Uno de los primeros desafíos que se alzó ante el Rebe, no bien asumió como tal, era el de reconstruir el Movimiento Jabad.
Rusia fue la cuna y el centro desde donde se extendió Jabad. Contaba con decenas de miles de familias. La revolución soviética, sin embargo, puso fin a la vida pública judía; muchos jasidím de Jabad fueron encarcelados, enviados a exilio y asesinados por el régimen comunista.

También las filiales del movimiento en otros países, principalmente Polonia y aledaños, fueron cercenadas durante el Holocausto.

Cuando el anterior Rebe de Lubavitch logró llegar, quebrantado y abatido, a los Estados Unidos, no quedaban de Jabad más que recuerdos y un puñado de supervivientes. El Rebe inició la titánica tarea de reconstruir las ruinas y erigir un edificio de judaísmo raigal en una tierra que era el símbolo de la indiferencia a la vida judía tradicional.
Estos esfuerzos, iniciados por el Rebe anterior, se cristalizaron durante la época del liderazgo de su yerno y sucesor. El Rebe reunió a los jasidím que aislados estaban diseminados por el mundo, y de ellos construyó una semilla sólida de la cual floreció nuevamente el glorioso y gran movimiento Jabad.

Pero el Rebe se negó a aguardar a que la reorganización interna estuviera concluida. La urgente problemática de la existencia judía perturbaba su tranquilidad. Y así, en medio de la reconstrucción de Jabad, movilizó al puñado de jasidím con que disponía convirtiéndolo en un ejército de vanguardia activista y realizador.

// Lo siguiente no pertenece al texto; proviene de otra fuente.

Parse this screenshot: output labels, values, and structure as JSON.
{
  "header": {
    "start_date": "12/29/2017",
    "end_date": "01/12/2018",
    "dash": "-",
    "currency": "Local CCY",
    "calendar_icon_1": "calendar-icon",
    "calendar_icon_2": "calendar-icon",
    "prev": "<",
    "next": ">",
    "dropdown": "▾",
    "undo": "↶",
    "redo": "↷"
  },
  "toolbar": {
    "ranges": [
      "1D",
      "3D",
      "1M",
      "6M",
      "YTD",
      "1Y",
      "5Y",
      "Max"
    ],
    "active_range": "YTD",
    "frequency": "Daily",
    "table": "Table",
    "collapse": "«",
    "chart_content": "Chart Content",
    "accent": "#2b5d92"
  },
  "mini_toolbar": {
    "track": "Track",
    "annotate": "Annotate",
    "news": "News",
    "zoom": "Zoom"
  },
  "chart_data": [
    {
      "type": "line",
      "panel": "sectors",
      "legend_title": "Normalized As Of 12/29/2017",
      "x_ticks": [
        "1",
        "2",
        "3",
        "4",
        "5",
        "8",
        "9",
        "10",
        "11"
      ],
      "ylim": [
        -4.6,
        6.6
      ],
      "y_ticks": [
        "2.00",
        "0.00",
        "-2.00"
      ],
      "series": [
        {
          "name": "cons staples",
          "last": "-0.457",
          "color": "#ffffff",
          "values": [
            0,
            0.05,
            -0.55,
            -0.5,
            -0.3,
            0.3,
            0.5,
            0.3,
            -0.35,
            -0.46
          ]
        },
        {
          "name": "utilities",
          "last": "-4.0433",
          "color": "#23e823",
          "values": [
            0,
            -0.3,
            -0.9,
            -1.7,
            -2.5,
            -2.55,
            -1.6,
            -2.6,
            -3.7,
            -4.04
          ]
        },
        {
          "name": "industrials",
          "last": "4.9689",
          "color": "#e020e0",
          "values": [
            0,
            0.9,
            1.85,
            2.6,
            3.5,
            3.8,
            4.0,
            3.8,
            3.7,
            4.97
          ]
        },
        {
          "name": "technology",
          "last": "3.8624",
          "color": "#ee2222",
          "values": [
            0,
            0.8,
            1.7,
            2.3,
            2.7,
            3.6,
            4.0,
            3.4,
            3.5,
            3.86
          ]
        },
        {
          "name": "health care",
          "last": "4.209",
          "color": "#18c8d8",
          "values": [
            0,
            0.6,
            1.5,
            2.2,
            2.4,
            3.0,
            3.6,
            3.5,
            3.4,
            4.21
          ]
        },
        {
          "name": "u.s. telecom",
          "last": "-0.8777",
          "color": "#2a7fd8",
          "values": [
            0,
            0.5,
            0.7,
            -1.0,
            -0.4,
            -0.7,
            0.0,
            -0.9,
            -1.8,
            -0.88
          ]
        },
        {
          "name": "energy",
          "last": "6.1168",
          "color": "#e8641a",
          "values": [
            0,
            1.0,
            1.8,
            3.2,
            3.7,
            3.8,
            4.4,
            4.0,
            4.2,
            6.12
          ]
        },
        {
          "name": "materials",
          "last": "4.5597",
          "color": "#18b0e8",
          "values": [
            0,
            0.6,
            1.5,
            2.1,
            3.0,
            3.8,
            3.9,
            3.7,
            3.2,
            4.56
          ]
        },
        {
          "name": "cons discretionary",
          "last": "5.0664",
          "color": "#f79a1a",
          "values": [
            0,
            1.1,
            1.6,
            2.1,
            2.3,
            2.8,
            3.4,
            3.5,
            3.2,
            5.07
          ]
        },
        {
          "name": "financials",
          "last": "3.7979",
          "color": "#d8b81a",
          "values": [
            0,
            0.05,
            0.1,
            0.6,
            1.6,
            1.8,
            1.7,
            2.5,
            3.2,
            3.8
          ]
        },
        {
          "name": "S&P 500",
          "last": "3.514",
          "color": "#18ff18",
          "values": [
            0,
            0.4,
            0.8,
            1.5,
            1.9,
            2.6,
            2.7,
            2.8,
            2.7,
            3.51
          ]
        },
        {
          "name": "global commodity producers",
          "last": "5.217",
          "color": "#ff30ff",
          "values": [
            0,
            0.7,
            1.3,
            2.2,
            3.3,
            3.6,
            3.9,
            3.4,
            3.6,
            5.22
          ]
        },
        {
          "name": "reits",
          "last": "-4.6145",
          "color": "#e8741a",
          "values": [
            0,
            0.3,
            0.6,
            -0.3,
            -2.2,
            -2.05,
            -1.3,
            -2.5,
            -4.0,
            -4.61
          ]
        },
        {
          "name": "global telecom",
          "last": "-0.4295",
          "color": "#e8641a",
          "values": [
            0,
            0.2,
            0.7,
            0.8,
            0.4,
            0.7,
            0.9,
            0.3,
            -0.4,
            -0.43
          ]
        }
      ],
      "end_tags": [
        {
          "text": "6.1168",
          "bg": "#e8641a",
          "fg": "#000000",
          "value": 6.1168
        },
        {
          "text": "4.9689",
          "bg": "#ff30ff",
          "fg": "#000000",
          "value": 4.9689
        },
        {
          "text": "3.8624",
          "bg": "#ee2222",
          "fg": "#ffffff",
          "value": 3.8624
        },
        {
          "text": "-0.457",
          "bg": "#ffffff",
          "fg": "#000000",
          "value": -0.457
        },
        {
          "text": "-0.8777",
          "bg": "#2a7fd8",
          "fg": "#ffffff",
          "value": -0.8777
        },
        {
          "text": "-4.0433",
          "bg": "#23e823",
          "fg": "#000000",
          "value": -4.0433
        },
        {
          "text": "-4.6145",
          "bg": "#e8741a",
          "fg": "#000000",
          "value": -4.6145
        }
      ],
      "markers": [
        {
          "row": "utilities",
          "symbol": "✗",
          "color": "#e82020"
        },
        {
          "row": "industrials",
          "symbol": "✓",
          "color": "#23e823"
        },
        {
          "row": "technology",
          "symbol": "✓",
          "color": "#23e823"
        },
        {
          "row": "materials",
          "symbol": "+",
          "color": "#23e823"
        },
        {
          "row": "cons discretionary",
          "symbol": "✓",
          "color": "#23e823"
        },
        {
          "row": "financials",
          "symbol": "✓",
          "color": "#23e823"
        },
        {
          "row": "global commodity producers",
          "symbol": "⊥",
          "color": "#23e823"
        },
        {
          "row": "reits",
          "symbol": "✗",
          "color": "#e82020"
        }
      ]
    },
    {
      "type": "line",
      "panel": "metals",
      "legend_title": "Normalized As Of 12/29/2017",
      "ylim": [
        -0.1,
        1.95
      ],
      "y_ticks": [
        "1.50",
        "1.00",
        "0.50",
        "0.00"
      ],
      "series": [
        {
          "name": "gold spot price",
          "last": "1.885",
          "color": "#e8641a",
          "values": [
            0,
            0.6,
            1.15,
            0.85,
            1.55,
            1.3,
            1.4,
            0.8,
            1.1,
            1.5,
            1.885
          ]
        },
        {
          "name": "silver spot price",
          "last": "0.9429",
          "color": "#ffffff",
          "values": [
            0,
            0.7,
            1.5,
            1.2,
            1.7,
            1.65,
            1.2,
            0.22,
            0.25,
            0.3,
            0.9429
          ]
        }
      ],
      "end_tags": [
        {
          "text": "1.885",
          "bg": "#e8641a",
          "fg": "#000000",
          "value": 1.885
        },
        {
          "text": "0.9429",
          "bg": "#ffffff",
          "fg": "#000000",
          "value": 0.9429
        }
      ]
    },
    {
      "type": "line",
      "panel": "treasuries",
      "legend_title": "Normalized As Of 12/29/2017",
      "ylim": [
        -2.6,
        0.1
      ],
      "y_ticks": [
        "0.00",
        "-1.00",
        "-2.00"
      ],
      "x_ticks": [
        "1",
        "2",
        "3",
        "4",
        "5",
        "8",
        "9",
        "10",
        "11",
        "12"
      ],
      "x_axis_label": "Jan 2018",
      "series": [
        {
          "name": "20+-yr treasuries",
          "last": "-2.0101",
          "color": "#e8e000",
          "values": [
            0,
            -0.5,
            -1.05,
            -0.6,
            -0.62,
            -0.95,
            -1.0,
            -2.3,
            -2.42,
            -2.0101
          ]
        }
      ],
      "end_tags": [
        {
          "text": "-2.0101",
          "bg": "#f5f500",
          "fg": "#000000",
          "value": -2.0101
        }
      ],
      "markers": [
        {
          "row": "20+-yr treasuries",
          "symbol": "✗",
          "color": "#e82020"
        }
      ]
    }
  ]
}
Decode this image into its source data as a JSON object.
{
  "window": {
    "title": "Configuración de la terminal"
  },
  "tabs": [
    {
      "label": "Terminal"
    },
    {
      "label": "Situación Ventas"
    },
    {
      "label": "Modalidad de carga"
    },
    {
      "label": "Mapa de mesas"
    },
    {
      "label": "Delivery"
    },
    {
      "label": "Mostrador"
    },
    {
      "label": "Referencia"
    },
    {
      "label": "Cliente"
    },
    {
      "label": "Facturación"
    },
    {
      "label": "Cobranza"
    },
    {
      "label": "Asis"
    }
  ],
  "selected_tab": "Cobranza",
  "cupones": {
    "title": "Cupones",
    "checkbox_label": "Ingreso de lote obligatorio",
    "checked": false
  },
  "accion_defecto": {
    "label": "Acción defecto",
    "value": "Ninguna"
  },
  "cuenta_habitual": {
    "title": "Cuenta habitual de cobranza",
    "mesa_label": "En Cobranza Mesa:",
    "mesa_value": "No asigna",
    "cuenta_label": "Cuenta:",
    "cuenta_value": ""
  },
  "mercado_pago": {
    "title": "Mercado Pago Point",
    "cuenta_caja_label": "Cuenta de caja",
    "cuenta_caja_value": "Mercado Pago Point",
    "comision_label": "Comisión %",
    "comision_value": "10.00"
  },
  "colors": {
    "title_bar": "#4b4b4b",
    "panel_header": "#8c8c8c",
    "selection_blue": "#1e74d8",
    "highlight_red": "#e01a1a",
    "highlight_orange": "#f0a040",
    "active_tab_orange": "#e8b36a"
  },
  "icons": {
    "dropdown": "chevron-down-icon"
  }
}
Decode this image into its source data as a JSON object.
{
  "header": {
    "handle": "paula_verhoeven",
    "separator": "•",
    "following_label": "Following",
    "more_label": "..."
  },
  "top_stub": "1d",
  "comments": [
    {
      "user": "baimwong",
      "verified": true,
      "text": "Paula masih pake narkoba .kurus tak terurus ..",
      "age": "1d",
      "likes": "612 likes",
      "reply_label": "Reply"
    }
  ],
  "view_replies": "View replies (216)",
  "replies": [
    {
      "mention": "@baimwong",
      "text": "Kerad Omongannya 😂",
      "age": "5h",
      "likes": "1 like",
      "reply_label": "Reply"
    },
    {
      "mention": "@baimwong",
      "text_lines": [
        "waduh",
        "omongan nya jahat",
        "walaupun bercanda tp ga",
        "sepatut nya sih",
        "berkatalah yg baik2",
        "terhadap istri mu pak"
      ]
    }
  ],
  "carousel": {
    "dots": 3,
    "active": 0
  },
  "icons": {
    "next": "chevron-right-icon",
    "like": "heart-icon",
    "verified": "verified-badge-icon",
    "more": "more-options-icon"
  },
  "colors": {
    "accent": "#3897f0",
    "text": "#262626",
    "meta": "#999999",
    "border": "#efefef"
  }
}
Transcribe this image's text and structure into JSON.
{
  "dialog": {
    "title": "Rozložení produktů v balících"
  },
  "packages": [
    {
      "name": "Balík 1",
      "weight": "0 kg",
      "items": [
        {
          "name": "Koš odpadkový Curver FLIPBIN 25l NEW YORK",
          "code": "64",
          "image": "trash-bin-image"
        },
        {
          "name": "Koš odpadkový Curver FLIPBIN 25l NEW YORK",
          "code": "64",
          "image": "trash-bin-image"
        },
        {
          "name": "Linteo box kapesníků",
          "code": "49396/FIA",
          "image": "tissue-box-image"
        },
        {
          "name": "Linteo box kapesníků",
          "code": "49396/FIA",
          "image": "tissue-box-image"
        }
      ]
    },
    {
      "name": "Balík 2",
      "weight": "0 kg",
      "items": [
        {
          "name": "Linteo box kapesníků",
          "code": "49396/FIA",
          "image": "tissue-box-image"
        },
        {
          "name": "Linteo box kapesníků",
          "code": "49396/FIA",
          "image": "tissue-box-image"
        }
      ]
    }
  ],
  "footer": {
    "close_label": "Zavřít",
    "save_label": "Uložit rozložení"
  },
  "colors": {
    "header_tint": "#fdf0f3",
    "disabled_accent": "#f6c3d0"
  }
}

Envió a sus jasidím a adormecidas comunidades judías para despertarlas e insuflarles nueva vida judía. Muy pronto, éstas se convirtieron en dinámicos centros judaicos. El Rebe no dudó en sacrificar los intereses del propio movimiento en aras de los del pueblo judío en general. Cuando sus jasidím en Israel quisieron fundar instituciones modelo para niños de elite, el Rebe respondió que estos niños serían absorbidos gustosamente por otras entidades. “Jabad”, dijo, “debe hacer lo que otros no pueden, ni quieren, hacer”.

Bajo su directa orientación, sus emisarios arribaron a los más apartados parajes del mundo. Nada los intimidaba. Ni las dificultades idiomáticas o de idiosincrasia, la falta de una sociedad alentadora, o la carencia de dinero. Había una única fuerza central que prevalecía por todas éstas: el Rebe. El emisario de Jabad está dispuesto a sufrir y a sacrificar sin límite, al tiempo que abreva su estímulo del hecho de que está produciendo satisfacción y alegría al Rebe.
Hoy en día, cuarenta y cinco años después, puede verse lo colosal de la revolución que provocó el Rebe. Sus jasidím están diseminados en unos 2000(!) centros del globo. De Tailandia a Honolulu, de Hong Kong a Zaire, de Buenos Aires a Marruecos y Túnez. En cada uno de estos lugares, son como `la levadura de la masa’; llevan a ebullición y animan la vida judía. Difunden fe y bondad, alegría y tradición judía, y alzan un muro contra la asimilación.

Así, el Rebe convirtió al puñado de jasidím que recibiera bajo su liderazgo en un colosal imperio que atraviesa fronteras y continentes. Esta obra de su vida evidencia, más que cualquier otra cosa, el ímpetu de su liderazgo, su visión y su compromiso, que abarca a todo judío, en cualquier punto del mundo.